Despite ample incontrovertible evidence that the North Sentinelese do not want to integrate into the modern world, there are always arguments about whether the Indian government is operating a “human zoo” (undoubtedly the Sentinelese have some choice descriptions of the interconnected pan-global hive organism that the rest of us are part of, insomuch as they can conceive of it). It strikes me that they have made their choices plain.  The worldwide fame/infamy which the North Sentinelese have gained in the last fortnight will quickly fade away, and we can go back to thinking of them as a peculiar alternate sect of humankind—when we think of them at all…



North Sentinel Island

North Sentinel Island is a small island in the Bay of Bengal.  It consists of 72 km2 of dense tropical forest surrounded on all sides by a coral reef.  It is part of the Andaman Island chain—a group of islands held by India.  North Sentinel Island’s legal status is complicated but general consensus holds that it is a sovereign entity under Indian protection.  Although North Sentinel Island is inhabited by humans, we only know a handful of things about the Sentinelese because their contact with the modern world has been extremely minimal. The indigenous people do not like outsiders and they have never talked or otherwise communicated with anyone from the modern world.  So far the only way they have interacted with visitors is by shooting arrows at them (and once by copulating en masse in front a shocked ethnographic expedition which had become stranded on the reef flats).

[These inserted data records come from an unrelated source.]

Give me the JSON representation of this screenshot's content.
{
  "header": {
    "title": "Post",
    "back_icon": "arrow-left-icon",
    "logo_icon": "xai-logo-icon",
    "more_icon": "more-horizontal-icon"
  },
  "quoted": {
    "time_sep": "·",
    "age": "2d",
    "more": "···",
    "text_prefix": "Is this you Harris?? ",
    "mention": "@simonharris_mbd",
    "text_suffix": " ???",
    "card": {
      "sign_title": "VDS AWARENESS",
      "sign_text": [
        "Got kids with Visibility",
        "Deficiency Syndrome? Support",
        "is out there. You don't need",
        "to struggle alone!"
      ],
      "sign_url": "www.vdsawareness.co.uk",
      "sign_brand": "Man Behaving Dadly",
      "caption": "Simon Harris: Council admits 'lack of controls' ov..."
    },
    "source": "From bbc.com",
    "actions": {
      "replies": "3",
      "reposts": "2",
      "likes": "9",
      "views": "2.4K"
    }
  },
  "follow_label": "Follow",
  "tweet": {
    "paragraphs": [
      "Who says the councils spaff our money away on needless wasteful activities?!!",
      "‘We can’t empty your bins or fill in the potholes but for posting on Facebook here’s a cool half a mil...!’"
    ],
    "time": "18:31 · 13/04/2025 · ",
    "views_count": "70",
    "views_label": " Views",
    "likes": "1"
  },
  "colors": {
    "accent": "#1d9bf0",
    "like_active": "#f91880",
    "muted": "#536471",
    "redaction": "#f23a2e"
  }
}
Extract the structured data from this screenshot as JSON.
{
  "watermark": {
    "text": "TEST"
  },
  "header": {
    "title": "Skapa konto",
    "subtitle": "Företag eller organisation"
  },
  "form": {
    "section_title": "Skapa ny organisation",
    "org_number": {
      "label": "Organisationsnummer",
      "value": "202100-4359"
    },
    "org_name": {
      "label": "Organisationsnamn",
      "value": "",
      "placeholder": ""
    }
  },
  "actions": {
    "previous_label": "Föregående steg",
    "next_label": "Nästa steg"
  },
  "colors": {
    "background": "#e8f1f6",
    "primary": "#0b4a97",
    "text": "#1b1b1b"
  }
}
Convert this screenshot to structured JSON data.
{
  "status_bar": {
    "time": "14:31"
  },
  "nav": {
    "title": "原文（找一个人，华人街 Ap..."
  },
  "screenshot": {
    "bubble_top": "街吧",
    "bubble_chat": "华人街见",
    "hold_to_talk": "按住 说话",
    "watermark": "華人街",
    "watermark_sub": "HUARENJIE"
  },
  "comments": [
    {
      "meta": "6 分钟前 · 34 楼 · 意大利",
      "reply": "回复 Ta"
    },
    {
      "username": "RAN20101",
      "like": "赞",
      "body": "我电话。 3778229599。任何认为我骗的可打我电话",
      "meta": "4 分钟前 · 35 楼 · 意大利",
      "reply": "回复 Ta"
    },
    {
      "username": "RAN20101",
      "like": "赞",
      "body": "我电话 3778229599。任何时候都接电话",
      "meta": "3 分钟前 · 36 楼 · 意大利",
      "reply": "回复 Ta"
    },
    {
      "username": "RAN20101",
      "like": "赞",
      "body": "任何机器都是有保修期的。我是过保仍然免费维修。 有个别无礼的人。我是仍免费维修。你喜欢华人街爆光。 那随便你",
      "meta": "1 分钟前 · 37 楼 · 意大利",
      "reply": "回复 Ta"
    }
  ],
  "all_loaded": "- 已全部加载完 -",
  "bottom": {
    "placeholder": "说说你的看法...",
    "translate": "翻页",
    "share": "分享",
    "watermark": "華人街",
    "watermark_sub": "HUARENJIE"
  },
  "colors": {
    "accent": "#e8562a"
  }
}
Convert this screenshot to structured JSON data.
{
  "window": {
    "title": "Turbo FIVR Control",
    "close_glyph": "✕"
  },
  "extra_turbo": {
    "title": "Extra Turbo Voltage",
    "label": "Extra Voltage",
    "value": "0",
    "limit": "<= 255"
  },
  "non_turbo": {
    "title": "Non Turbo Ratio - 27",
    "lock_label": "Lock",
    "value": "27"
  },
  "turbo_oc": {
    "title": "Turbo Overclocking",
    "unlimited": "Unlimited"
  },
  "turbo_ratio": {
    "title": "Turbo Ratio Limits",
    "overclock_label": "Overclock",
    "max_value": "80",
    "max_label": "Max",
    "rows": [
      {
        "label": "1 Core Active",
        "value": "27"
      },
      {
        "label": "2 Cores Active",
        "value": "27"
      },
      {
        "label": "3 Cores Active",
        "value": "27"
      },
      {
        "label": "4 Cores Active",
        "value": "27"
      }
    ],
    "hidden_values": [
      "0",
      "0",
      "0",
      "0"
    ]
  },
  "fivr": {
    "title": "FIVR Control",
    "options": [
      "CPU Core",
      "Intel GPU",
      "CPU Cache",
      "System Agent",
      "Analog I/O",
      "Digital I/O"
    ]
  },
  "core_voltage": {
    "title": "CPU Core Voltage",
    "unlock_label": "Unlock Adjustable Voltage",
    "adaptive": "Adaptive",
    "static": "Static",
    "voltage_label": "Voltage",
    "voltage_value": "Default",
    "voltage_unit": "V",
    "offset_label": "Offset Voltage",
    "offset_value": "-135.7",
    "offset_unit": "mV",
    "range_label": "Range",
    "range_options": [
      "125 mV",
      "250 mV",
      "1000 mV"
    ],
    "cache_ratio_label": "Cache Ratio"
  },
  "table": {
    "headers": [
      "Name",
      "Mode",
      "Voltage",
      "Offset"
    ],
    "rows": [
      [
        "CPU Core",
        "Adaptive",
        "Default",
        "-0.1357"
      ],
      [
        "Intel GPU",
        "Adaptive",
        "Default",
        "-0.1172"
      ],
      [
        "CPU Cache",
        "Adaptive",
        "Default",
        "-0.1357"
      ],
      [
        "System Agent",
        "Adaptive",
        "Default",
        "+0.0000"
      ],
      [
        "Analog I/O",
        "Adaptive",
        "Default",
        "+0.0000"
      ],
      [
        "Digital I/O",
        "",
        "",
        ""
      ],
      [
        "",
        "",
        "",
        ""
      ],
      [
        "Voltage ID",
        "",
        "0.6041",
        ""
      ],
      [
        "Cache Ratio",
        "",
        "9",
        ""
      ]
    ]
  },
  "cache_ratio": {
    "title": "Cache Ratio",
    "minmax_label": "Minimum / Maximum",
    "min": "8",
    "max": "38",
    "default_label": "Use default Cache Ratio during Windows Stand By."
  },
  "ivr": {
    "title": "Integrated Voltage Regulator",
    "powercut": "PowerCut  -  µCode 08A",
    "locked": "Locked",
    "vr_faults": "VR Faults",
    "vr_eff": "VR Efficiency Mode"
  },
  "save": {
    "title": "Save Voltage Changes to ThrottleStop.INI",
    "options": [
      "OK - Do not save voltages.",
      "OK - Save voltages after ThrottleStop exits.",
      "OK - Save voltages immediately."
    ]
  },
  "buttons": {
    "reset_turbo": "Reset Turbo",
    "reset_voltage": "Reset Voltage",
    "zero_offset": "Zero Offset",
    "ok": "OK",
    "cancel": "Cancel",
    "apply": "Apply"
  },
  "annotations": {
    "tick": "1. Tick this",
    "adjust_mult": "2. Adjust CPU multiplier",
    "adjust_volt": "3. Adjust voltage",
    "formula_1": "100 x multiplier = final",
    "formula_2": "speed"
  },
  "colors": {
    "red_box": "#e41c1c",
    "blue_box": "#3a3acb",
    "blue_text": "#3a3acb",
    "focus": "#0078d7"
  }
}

Here they are pointing their weapons at a helicopter.

Agriculture is completely unknown on North Sentinel Island. The Sentinelese are hunter-gatherers, subsisting on fruits, seeds, tubers, fish, shellfish, honey, feral pigs, and the eggs of turtles and seabirds. The inhabitants go naked except during hunting expeditions when they wear belts/loincloths.  The language, religion, and customs of the Sentinelese are unknown (although they are presumed to speak a language in the Andamanese family).

The tips of their weapons are steel and iron which have been scavenged and shaped through cold-smithing (in the late 1980s two international container ships ran aground on the island’s external coral reefs).  The islanders manufacture baskets, pounding stones, nets, and adzes.  They also build canoes–however they have not been known to venture beyond the reefs of their island.

For a time the outside world attempted to initiate contact with the Sentinelese by presenting gifts such as coconuts, buckets, dolls, pigs and metal pots before (quickly!) retreating to a distance out of arrowshot.  The pigs and dolls were shot and buried.  The pots and coconuts were eagerly accepted.  The Sentinelese took the red buckets but left the green ones behind.  Despite these overtures, the Sentinelese maintained their skepticism towards visitors (“skepticism” in this context means “aggressively shooting arrows at”), and such attempts to communicate have since been curtailed.  In 2006 the islanders killed two trespassers who were poaching fish from the island reef and these bodies have not been recovered.  That incident marks the last time anyone had any dealings with the islanders.  The modern world seems content to leave the inhabitants of North Sentinel Island alone and that seems to be exactly what they want.